Я висю и заставляю себя хотеть меньше. Тупо смотрю на брыли и стараюсь не умничать. Пальцы тихо дрожат, и ознобец прокатывает по спине.
Ворона поминки калькулирует, а мне по финтилям.
- Это не меня касается, - шепчусь я болезненным шепотом и отворачиваюсь к луне. Это не меня касается, а у вас провоняет до похорон. Я терпеливо жду, висю, дрожу и тихо ругаюсь. Уговариваюсь, что личность я стойкая и не хочется много знать. Я честно убеждаюсь, что не хочется, хорошего нового нет, а старое и не важно. Все новости вообще - отрыжки редакторские. Что ему рыкнулось, то и дал. Никто не скажет то, что мне лично хочется. Мне всегда хотелось знать, на какие ворованные шиши наш сенатор отгрохал хоромы в Вишневой Балке. А теперь не хочется - не интересно. Мордатый вписался и трещит: по промышленному кредиту областного пенсионного фонда переведено три мил... но я мордатого отмахнул. Я всегда догадывался про эту пенсионную кормушку, но доказать не мог, а теперь знаю, а доказывать и не хочется.
И не надо.
Не интересно.
Висю, дрожу.
Сам уже в непознанные просторы проник, даже не знаю как называются те просторы. Какой-то сверхдальний космос. Я посмотрел - надо же как раздулся, дивлюсь, но жму на педаль. Их еще никто не видел, и я пропускаю мимо ума. Зачем вникать? Вошли в просторы - и хорошо.

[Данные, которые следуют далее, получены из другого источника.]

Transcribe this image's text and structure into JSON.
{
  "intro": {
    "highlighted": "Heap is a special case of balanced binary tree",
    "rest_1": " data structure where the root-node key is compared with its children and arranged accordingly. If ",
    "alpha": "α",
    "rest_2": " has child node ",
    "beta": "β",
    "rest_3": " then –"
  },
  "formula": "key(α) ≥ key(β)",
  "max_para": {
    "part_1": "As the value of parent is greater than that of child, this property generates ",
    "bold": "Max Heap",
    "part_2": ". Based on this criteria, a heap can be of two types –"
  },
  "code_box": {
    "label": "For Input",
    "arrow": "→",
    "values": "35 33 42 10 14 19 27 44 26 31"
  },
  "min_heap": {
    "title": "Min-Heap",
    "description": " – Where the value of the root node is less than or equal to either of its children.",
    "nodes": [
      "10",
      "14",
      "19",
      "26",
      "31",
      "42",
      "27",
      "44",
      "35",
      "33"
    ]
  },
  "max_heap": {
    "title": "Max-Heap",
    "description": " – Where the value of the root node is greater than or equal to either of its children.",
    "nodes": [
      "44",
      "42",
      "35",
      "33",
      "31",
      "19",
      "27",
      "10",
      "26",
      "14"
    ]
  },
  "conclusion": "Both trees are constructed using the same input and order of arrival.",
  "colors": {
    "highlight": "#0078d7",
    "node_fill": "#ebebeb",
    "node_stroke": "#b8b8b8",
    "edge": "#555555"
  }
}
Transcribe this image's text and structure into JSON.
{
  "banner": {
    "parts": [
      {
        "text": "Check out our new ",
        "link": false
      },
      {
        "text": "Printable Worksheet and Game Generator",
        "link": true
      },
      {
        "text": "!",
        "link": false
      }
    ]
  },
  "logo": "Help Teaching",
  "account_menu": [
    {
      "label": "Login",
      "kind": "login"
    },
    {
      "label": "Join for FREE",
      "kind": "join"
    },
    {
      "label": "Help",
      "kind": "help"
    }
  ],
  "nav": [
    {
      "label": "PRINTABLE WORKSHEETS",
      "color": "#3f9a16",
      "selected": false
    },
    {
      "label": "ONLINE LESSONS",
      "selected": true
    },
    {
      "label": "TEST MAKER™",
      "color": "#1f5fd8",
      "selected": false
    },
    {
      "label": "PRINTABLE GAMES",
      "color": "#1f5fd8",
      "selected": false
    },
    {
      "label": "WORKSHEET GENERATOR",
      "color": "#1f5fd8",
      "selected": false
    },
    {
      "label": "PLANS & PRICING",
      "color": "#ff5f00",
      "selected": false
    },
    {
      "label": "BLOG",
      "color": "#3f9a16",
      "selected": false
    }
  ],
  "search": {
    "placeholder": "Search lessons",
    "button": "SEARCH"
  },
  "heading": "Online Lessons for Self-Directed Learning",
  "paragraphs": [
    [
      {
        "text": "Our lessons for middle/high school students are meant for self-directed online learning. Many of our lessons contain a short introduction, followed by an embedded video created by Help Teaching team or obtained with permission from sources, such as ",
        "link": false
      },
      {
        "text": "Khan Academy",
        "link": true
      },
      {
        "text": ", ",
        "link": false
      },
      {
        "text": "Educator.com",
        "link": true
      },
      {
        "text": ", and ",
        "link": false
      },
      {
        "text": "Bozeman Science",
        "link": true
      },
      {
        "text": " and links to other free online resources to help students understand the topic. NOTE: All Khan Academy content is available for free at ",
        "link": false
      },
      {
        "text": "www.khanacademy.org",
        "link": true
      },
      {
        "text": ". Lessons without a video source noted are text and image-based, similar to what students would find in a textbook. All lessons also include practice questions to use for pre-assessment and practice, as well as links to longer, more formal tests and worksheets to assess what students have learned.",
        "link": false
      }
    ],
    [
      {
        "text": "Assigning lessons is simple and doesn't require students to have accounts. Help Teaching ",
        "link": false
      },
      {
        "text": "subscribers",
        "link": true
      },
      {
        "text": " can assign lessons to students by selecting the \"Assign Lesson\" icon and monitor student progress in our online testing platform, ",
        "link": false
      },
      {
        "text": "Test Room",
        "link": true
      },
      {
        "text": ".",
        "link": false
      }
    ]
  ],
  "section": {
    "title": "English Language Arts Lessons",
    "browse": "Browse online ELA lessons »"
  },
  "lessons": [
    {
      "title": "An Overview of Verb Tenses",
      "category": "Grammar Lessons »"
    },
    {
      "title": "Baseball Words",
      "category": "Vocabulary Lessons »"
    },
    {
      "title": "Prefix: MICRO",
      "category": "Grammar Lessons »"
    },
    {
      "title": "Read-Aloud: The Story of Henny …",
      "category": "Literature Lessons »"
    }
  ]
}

Я смотался на край себя в даль космоса и со стороны прицениваюсь к себе в комнате. А потом говорю:
- А ведь мне вправду не интересно, какие имена у галактик. И не важно - это озверевшим от фанерных стульев астрономам важно, а мне не важно!
Потом еще посмотрел и совсем дрожать перестал.
А я, который в комнате, сел на край шкафа, закинул ногу и говорю:
- Да-с.
- Не хочется.
- Угу.
Я со шкафа полемически спрашиваю:
- Очень мне было нужно знать, что прокладки с крылышками удобней, чем без крылышек? Но ведь знал, плевался, а знал, и узнавал чаще чем завтракал. Я всю женскую гигиену знал от перхоти до бактерий! А нынче и не интересно и в голову не лезет.
Я (который в звездах) проверил себя и запустил тестом рекламные крылышки. Не-а, не цепляет. Голова будто отнялась, лишнее в мозги не лезет. Тогда я подмял галактику, развалился поудобней и говорю с верхотуры:
- А в смерти есть некоторые маленькие преимущества. Хотя бы в том, что хлам отбрасывается независимо от личности.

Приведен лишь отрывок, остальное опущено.